ECLI:NL:CRVB:2018:1394
Centrale Raad van Beroep
- Hoger beroep
- Rechtspraak.nl
Hoger beroep inzake weigering WIA-uitkering en geschiktheid voor functies
In deze zaak gaat het om een hoger beroep van appellant tegen de weigering van zijn WIA-uitkering door het Uitvoeringsinstituut werknemersverzekeringen (Uwv). Appellant, die als zelfstandig timmerman werkte, meldde zich op 1 mei 2012 ziek vanwege arm- en schouderklachten. Na een aanvraag voor een WIA-uitkering op 12 februari 2014, concludeerde het Uwv op 9 april 2014 dat appellant minder dan 35% arbeidsongeschikt was, en verleende hem geen uitkering. Appellant maakte bezwaar tegen dit besluit, maar het Uwv handhaafde zijn standpunt in een besluit van 1 oktober 2014. De rechtbank Zeeland-West-Brabant verklaarde het beroep van appellant ongegrond, waarna hij in hoger beroep ging.
De Centrale Raad van Beroep oordeelde dat de verzekeringsartsen van het Uwv de functionele mogelijkheden van appellant niet hebben overschat. De Raad concludeerde dat de medische beoordeling zorgvuldig was uitgevoerd en dat de klachten van appellant adequaat waren onderkend. De rechtbank had terecht geoordeeld dat de beschikbare medische gegevens geen aanknopingspunten boden voor een andere conclusie. Appellant voerde aan dat de verzekeringsartsen geen informatie hadden opgevraagd bij de behandelend sector, maar de Raad oordeelde dat dit niet noodzakelijk was in deze situatie.

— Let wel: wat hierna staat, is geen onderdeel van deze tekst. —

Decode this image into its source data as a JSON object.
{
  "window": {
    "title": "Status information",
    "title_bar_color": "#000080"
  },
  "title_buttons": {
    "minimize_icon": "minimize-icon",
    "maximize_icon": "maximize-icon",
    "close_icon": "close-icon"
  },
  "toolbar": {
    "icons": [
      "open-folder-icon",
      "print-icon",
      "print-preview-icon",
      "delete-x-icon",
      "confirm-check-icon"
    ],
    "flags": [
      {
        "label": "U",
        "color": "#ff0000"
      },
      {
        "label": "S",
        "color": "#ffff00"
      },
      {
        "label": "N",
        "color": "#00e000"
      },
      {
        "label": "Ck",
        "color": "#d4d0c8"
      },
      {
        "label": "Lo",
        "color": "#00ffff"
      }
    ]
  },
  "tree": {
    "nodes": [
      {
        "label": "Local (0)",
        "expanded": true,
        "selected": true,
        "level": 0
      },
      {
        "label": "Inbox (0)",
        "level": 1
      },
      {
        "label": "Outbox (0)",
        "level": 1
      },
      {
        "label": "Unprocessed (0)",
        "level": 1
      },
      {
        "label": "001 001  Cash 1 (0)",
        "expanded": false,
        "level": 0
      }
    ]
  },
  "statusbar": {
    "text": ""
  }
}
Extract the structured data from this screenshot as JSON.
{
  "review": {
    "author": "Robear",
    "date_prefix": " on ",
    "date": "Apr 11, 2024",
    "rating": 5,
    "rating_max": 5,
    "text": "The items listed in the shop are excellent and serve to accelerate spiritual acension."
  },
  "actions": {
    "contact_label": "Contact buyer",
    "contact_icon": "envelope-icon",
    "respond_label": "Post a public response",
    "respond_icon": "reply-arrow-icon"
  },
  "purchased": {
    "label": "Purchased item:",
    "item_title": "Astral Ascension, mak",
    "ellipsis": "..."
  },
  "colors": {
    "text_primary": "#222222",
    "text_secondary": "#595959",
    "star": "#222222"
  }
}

Wat betreft de arbeidskundige beoordeling oordeelde de Raad dat de functies die aan appellant waren voorgelegd, medisch geschikt waren. De Raad volgde de arbeidsdeskundige in zijn conclusie dat appellant voldoende beheersing van de Engelse taal had voor de functie van medewerker vervoer. Ook de berekening van het maatmaninkomen door het Uwv werd door de Raad bevestigd. Uiteindelijk werd het hoger beroep van appellant afgewezen en de aangevallen uitspraak bevestigd.